Extrémisme antiélitiste et nationaliste
Sous les yeux ravis des démocrates, les républicains ont offert, durant quatre jours, le spectacle de leurs divisions acrimonieuses. En une occasion, devant les caméras, il a même fallu séparer deux parlementaires qui allaient en venir aux mains. McCarthy était accusé d’être trop accommodant par des représentants qui affirment que leur objectif est de mettre un terme à toute coopération, quelle qu’elle soit, avec l’administration et surtout de déclencher une procédure de destitution à l’encontre de Joe Biden.
Fous d’armes avec lesquelles ils essaient régulièrement de venir au Congrès, adeptes de toutes les théories du complot, ne reculant devant aucune exagération, ignorants du vaste monde et fiers de l’être, ils suscitent facilement par leurs outrances l’incrédulité des observateurs européens qui oublient que le continent américain a toujours abrité un extrémisme antiélitiste et nationaliste.
Toujours est-il que les républicains s’inquiètent aujourd’hui de l’image qu’ils ont offerte à l’opinion publique. Même sur la chaîne conservatrice Fox News, les commentateurs proches de l’extrême droite ont rapidement appelé à l’élection de Kevin McCarthy. Un de ceux-ci, Sean Hannity, en est venu à contredire publiquement une représentante intransigeante, Lauren Boebert, qu’il chouchoutait jusqu’ici, en l’accusant de lui répondre comme une « libérale », ce qui est, sur ses lèvres, l’insulte suprême.

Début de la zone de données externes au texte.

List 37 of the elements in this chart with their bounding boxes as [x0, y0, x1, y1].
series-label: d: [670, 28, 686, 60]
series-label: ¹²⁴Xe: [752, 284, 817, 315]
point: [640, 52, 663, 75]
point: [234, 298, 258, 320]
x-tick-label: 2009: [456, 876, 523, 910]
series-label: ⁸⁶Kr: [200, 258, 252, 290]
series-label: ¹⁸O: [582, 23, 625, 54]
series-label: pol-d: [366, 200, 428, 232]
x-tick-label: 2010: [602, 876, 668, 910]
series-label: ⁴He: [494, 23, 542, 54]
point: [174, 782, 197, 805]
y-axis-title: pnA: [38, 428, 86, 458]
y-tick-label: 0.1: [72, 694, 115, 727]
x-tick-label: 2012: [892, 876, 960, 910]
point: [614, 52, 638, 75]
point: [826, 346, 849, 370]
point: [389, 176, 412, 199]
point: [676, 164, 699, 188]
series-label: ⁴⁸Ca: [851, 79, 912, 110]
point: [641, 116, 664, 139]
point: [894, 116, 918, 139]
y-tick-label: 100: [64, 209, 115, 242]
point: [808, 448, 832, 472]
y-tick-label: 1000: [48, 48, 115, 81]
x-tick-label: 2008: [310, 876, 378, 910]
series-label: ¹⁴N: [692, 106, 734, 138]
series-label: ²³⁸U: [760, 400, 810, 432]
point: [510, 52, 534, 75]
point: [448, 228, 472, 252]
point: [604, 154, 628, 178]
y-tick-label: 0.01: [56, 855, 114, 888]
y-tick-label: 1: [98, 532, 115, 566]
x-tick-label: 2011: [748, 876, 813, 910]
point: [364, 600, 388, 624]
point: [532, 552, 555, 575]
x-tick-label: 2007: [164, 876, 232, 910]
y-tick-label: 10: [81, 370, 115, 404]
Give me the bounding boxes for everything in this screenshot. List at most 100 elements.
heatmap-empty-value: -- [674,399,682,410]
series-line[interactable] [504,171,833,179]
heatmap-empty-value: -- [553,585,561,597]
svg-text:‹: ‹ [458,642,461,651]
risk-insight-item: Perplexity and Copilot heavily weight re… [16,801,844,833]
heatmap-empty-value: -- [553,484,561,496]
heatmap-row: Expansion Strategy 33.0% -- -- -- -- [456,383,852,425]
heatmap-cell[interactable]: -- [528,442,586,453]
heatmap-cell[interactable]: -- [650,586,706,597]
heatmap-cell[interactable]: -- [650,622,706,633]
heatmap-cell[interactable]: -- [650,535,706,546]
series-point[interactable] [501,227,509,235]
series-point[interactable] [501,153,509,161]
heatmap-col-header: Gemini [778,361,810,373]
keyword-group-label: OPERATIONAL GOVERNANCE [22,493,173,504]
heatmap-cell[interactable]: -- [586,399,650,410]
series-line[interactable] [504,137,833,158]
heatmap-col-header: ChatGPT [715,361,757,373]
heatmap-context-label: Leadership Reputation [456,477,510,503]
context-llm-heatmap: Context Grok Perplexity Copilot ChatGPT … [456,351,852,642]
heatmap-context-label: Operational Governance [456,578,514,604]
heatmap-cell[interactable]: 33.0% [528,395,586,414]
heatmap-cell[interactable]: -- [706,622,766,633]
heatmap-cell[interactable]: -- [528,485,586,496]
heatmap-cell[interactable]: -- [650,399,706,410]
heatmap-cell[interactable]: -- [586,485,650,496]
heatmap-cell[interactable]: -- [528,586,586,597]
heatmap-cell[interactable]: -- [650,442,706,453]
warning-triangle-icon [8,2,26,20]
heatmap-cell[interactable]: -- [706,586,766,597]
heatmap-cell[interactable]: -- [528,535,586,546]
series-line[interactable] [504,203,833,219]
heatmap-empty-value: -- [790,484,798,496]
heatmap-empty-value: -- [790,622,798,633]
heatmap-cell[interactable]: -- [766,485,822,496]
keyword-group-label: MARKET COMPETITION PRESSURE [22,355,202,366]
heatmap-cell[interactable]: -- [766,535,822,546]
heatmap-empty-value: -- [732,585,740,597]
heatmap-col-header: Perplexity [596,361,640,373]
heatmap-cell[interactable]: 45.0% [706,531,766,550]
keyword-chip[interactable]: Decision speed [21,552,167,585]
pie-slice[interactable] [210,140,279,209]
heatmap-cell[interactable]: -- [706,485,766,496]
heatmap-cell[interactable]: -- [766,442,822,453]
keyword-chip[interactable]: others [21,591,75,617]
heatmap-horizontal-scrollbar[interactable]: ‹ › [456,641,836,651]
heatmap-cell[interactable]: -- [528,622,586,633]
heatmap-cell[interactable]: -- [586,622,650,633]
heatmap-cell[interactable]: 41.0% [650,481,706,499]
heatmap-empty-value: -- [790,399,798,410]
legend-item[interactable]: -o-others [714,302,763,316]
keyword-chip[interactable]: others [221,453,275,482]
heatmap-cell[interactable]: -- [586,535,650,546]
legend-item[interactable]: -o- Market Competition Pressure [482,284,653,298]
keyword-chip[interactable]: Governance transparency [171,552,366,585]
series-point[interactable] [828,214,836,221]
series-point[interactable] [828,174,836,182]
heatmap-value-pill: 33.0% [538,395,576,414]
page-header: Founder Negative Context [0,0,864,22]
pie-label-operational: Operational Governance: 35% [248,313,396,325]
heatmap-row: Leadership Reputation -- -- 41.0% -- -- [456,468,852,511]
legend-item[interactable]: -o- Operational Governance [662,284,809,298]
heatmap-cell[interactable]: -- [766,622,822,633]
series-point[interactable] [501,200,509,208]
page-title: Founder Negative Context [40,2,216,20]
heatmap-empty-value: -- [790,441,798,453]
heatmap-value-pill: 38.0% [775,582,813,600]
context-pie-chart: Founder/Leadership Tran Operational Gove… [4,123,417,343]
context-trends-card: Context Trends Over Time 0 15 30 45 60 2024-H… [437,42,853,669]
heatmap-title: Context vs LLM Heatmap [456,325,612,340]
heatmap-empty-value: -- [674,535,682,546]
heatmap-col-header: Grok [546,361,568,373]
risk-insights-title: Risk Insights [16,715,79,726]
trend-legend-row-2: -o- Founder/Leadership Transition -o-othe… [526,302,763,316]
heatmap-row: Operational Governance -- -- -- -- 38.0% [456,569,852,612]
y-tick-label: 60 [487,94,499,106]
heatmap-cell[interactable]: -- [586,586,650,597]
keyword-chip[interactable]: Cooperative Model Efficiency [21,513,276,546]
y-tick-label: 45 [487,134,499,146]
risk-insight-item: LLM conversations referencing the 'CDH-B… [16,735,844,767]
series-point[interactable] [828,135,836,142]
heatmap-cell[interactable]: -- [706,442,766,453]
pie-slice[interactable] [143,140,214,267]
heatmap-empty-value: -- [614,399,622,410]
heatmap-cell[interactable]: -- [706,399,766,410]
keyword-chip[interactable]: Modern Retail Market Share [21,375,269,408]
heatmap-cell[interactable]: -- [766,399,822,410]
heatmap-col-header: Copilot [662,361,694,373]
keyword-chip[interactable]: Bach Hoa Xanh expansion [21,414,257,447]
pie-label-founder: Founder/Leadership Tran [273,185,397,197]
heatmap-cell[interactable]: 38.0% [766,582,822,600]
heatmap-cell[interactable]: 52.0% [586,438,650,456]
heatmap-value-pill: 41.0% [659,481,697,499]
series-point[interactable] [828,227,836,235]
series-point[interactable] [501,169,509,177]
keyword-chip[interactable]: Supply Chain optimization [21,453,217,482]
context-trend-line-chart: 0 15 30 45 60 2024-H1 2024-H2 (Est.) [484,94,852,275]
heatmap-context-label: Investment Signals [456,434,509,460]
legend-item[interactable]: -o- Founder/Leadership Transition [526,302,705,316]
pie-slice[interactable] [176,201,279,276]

Donald Trump lui-même est sorti de son silence pour estimer qu’il fallait sortir de l’impasse en se ralliant au candidat de la majorité. Rien n’y a fait. Les « vingt » ont campé sur leurs positions et ont infligé humiliation sur humiliation à McCarthy qui pourtant avait multiplié les concessions en leur faveur. Il était clair que la confrontation ne portait plus sur la présidence de la Chambre elle-même, mais sur les rapports de force au sein du parti.
L’extrême droite essaie d’imposer son idéologie à celui-ci afin de le mettre en ordre de bataille derrière Trump pour les élections présidentielles de 2024. Il reste à savoir quelles seront les conséquences de son coup de force. Elle a apparemment obtenu des garanties sur le fonctionnement interne du groupe parlementaire, qui devraient lui permettre d’imposer sa ligne sur certains sujets. Mais ce succès peut se retourner contre elle et par contrecoup contre son candidat. En effet, non seulement, les révoltés ont révélé qu’ils ne représentent qu’une faible minorité mais ils ont ouvert des hostilités où ils trouveront en face d’eux tout l’appareil de leur propre parti et ses principaux donateurs.
Les couteaux sont donc tirés à droite et on ne les rangera pas de sitôt. La minorité trumpiste ne renoncera pas à ouvrir la voie à son grand homme et pratiquera une surenchère dont elle peut escompter qu’elle satisfait les militants du parti parmi lesquels l’ancien président est toujours aussi populaire. Après tout, ce seront eux qui feront les primaires.
Attendons-nous à tous les dérapages contre Biden directement via une demande de destitution ou par le biais d’une mise en cause de son fils qui collectionne les « casseroles » ; le tout sous l’œil désapprobateur d’une majorité républicaine qui pense que Trump ne peut pas être réélu mais qui ne pourra s’opposer à ces va-t-en-guerre sauf à encourir l’accusation mortelle à droite de « collusion » avec les démocrates. De leur côté, ceux-ci se taisent ou font mine de regretter les péripéties à la Chambre. Il est vrai qu’ils ont eu l’agréable impression de voir leurs adversaires se suicider en direct.